The sun was fast approaching golden hour, but instead of fidgeting with F-stops and shutter speeds, I allowed myself the privilege of spectating on the play of light as the sun inched across the sky, and slide behind the distant skyline. How many of these splendid moments had I missed over the years, because of my cycloptic view? I could not begin to count, but I’m grateful I stepped aside that evening, and watched the sun clothe Mother Earth in a golden robe of light.
My observation lasted until Venus poked her shining eye into the twilight sky. Then, I packed my gear and headed home. Little did I realize this was the turning point in my struggle to generate extra money, as a means to subsidize a fixed, retirement income.

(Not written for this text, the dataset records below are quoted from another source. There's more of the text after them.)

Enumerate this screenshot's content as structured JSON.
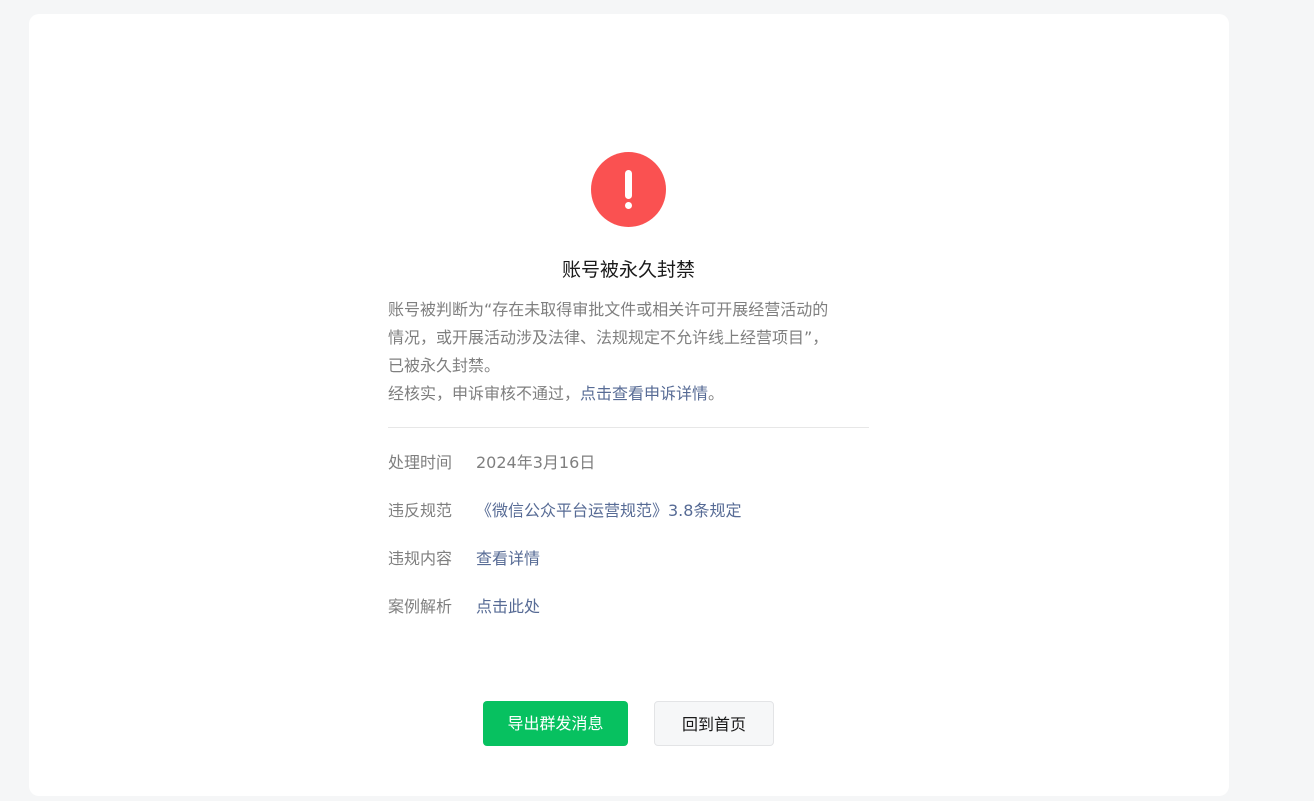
{
  "status": {
    "icon": "exclamation-circle-icon",
    "color": "#fa5151",
    "title": "账号被永久封禁"
  },
  "description": {
    "line1": "账号被判断为“存在未取得审批文件或相关许可开展经营活动的",
    "line2": "情况，或开展活动涉及法律、法规规定不允许线上经营项目”，",
    "line3": "已被永久封禁。",
    "appeal_text": "经核实，申诉审核不通过，",
    "appeal_link": "点击查看申诉详情",
    "appeal_end": "。"
  },
  "info": [
    {
      "label": "处理时间",
      "value": "2024年3月16日"
    },
    {
      "label": "违反规范",
      "value": "《微信公众平台运营规范》3.8条规定"
    },
    {
      "label": "违规内容",
      "value": "查看详情"
    },
    {
      "label": "案例解析",
      "value": "点击此处"
    }
  ],
  "buttons": {
    "export_label": "导出群发消息",
    "home_label": "回到首页"
  },
  "colors": {
    "primary": "#07c160",
    "link": "#576b95",
    "danger": "#fa5151"
  }
}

I grew weary over the years, holding out on prices, careful not to undercut others in the industry, and defending the value of my work. I found myself in nonnegotiable deals with non-profits, nickel-and-diming me until I couldn’t afford travel expenses. I received a myriad of requests to donate my work to silent auctions, and offers of nonpayment to “get your name out there.” Total sales from art shows and farmer’s markets didn’t cover the space I occupied. Friends became mere acquaintances after promising to buy a print or two, but never did. My strength of purpose weakened. My body of work suffered malnutrition, and I lost confidence in my ability.
The hunger in my belly growled so loud one night, I couldn’t sleep. I tossed and turned, until I remembered the evening of the golden sunset. The golden hour of revelation, when I realized the art I grew to love, was now an abusive affair. It no longer served the purpose of my dream, and the time had come to let it go. So, I capped my lenses, sat the camera down, and decided to step away.